Review.Bag of Bones, Stephen King, or "Rosebud."
This here review comes both with and without spoilers.
Non-spoileriffic: King is the master of page-turners. Even the most mundane events make you flip...flip...flip...until it's much too late to think of doing anything other than flip...flip...flip. Not one of his best books. Read It or The Shining or The Stand if you want that kind of heightened mythicalness. This is a story about unique events told in a fascinatingly mundane way.
Oxymoron. That's the word you're looking for, as in "But isn't 'fascinatingly mundane' an oxymoron?"
***Spoileriffic***
This is The Shining all over again, or Misery, or The Dark Half or (the main characters from the Dark Half are even mentioned as is the sherrif from Needful Things). Yessir, this is one of those Steven King books about a writer who can't write; doesn't want to write; has other, natural problems; and is plagued by some kind of nasty from the Other Side. Predictable? No. And just because this is the spoiler version, don't think I'm going to blow the ending.
I was left (unintentionally?) with the impression that Stephen King, the writer, should either quit writing or just get out of the damn business (continue to write novels, lock them in a safe-deposit box, and leave them to his offspring).
Dear Stephen King,
Jesus, guy, if you're done, you're done. Nobody but the psychos needs you to write for them. You can quit already. You can write literary novels. You can write poetry, you can crochet. And if you're just letting off steam again, well, that's good, too. I don't like putting people through hell. Not even a writer.

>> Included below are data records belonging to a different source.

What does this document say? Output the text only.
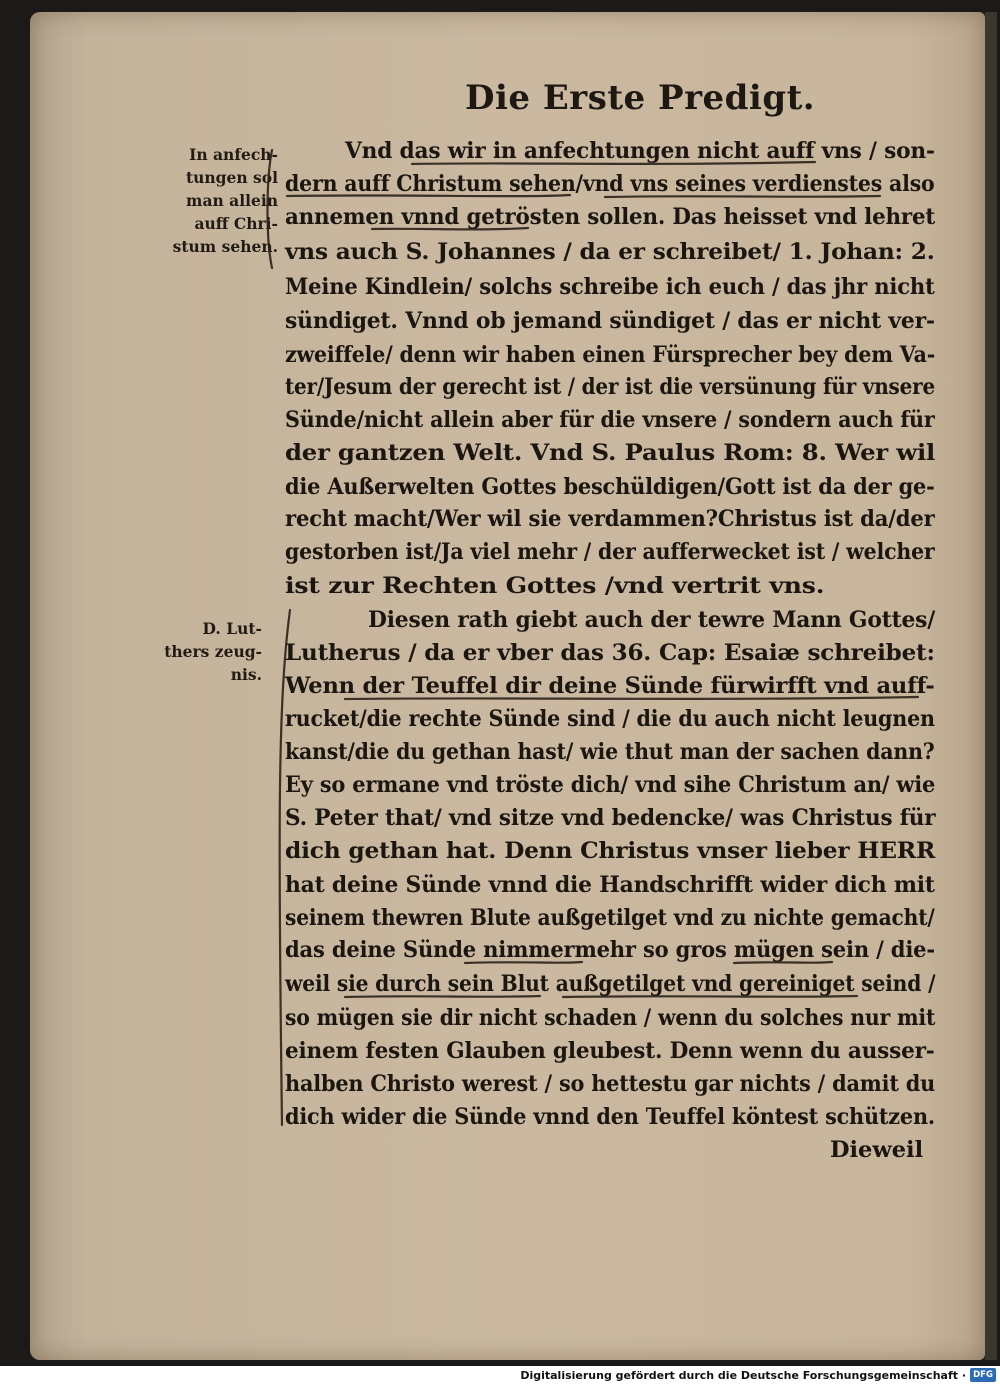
Die Erste Predigt.
In anfech-
tungen sol
man allein
auff Chri-
stum sehen.
D. Lut-
thers zeug-
nis.
Vnd das wir in anfechtungen nicht auff vns / son-
dern auff Christum sehen/vnd vns seines verdienstes also
annemen vnnd getrösten sollen. Das heisset vnd lehret
vns auch S. Johannes / da er schreibet/ 1. Johan: 2.
Meine Kindlein/ solchs schreibe ich euch / das jhr nicht
sündiget. Vnnd ob jemand sündiget / das er nicht ver-
zweiffele/ denn wir haben einen Fürsprecher bey dem Va-
ter/Jesum der gerecht ist / der ist die versünung für vnsere
Sünde/nicht allein aber für die vnsere / sondern auch für
der gantzen Welt. Vnd S. Paulus Rom: 8. Wer wil
die Außerwelten Gottes beschüldigen/Gott ist da der ge-
recht macht/Wer wil sie verdammen?Christus ist da/der
gestorben ist/Ja viel mehr / der aufferwecket ist / welcher
ist zur Rechten Gottes /vnd vertrit vns.
Diesen rath giebt auch der tewre Mann Gottes/
Lutherus / da er vber das 36. Cap: Esaiæ schreibet:
Wenn der Teuffel dir deine Sünde fürwirfft vnd auff-
rucket/die rechte Sünde sind / die du auch nicht leugnen
kanst/die du gethan hast/ wie thut man der sachen dann?
Ey so ermane vnd tröste dich/ vnd sihe Christum an/ wie
S. Peter that/ vnd sitze vnd bedencke/ was Christus für
dich gethan hat. Denn Christus vnser lieber HERR
hat deine Sünde vnnd die Handschrifft wider dich mit
seinem thewren Blute außgetilget vnd zu nichte gemacht/
das deine Sünde nimmermehr so gros mügen sein / die-
weil sie durch sein Blut außgetilget vnd gereiniget seind /
so mügen sie dir nicht schaden / wenn du solches nur mit
einem festen Glauben gleubest. Denn wenn du ausser-
halben Christo werest / so hettestu gar nichts / damit du
dich wider die Sünde vnnd den Teuffel köntest schützen.
Dieweil
Digitalisierung gefördert durch die Deutsche Forschungsgemeinschaft · DFG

But as far as this book goes, it was the seven-eighths of the book written as a straight novel that I liked. The supernatural elements did nothing for me. The story could have ended with purely the "natural" elements, and I would have been more than satisfied. The characters were better-drawn than the epinonymous quote suggests. I cared. I even chortled over the sled, all right? I liked the details, and I liked the way you brought attention to the fact that it was a writerly trick to put them in.
Do what you want to do already.
Sincerely,
Moi.
P.S. And yeah, it did remind me of The Tempest. A little.